Group Claims Responsibility for Pro-Life Messages

We, the members of the Kreisau Group, take full responsibility for the messages written in front of the University Center and Dodson cafeteria. We do not, however, take responsibility for the unfortunate additions, including the one featured on the front page of the Western Carolinian: “Fetus: Its what’s for dinner.” Our messages were intended as a protest to abortion, not as a shock tactic meant to repulse.

We formed, partially, in response to the abortion discussion and video that was shown Tuesday, March 27, “If These Walls Could Talk.”

Our purpose is to represent the millions of children who cannot represent themselves.

We operate under the dictates of our conscience and the law of God; that we believe is inscribed on the heart of every man.
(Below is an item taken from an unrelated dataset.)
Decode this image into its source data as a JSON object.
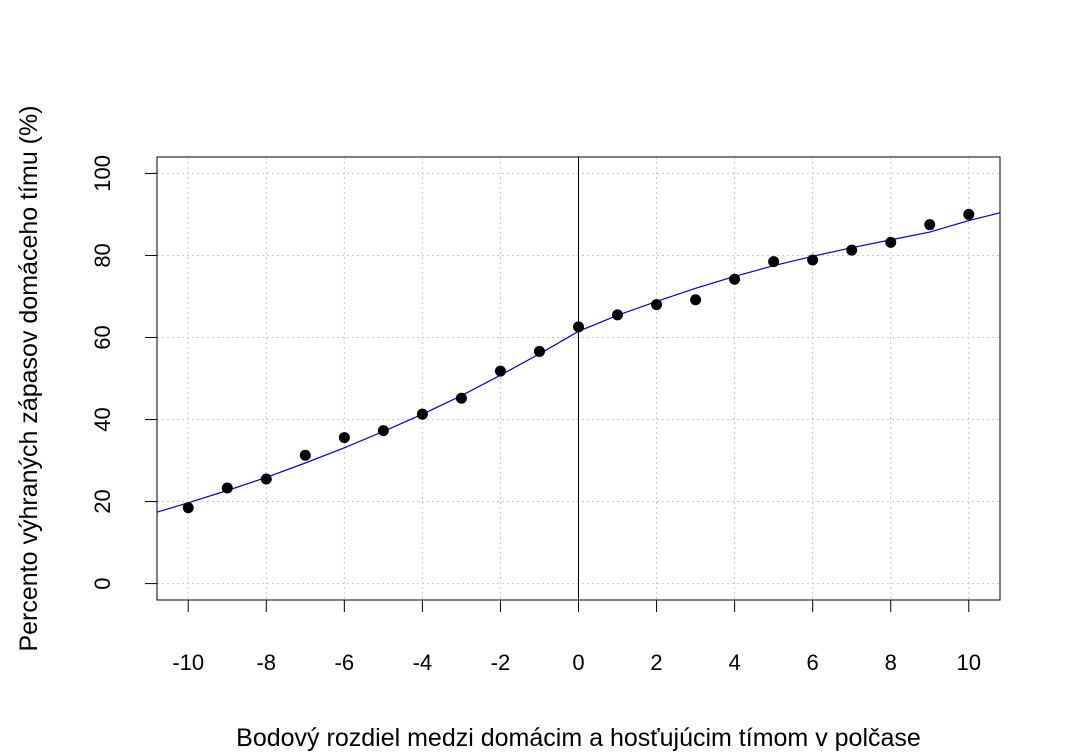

Our authority is rooted in the very Constitution itself. The preamble to the Constitution states, “We the people of the United States, in Order to form a more perfect Union, establish Justice, insure domestic Tranquility, provide for the common defense, promote the general Welfare, and secure the Blessings of Liberty to ourselves and our Posterity . . .” The definition of posterity, according to the American Heritage dictionary is: future generations, a person’s descendants. Clearly the Constitution protects those yet to be born.

We believe that Americans have been seduced by the drug of convenience. That the importance of the family, and the sanctity of human life has been buried beneath the weight of careless sex and irresponsibility.

We find this no less abhorrent than the holocaust waged against the Jews in Nazi Germany. Americans, through the proclamations made from various media outlets, have accepted abortion as an issue of freedom just as the majority of Germans, under the influence of an intense propaganda campaign, accepted the mass killing of the Jews.

Our purpose is to give a voice to the voiceless. We fight for those who are defenseless and whose blood is on the hands of the silent. As Edmund Burke wrote in the eighteenth century, “The only thing necessary for evil to triumph is for good men to do nothing.”

No longer can we be silent and do nothing.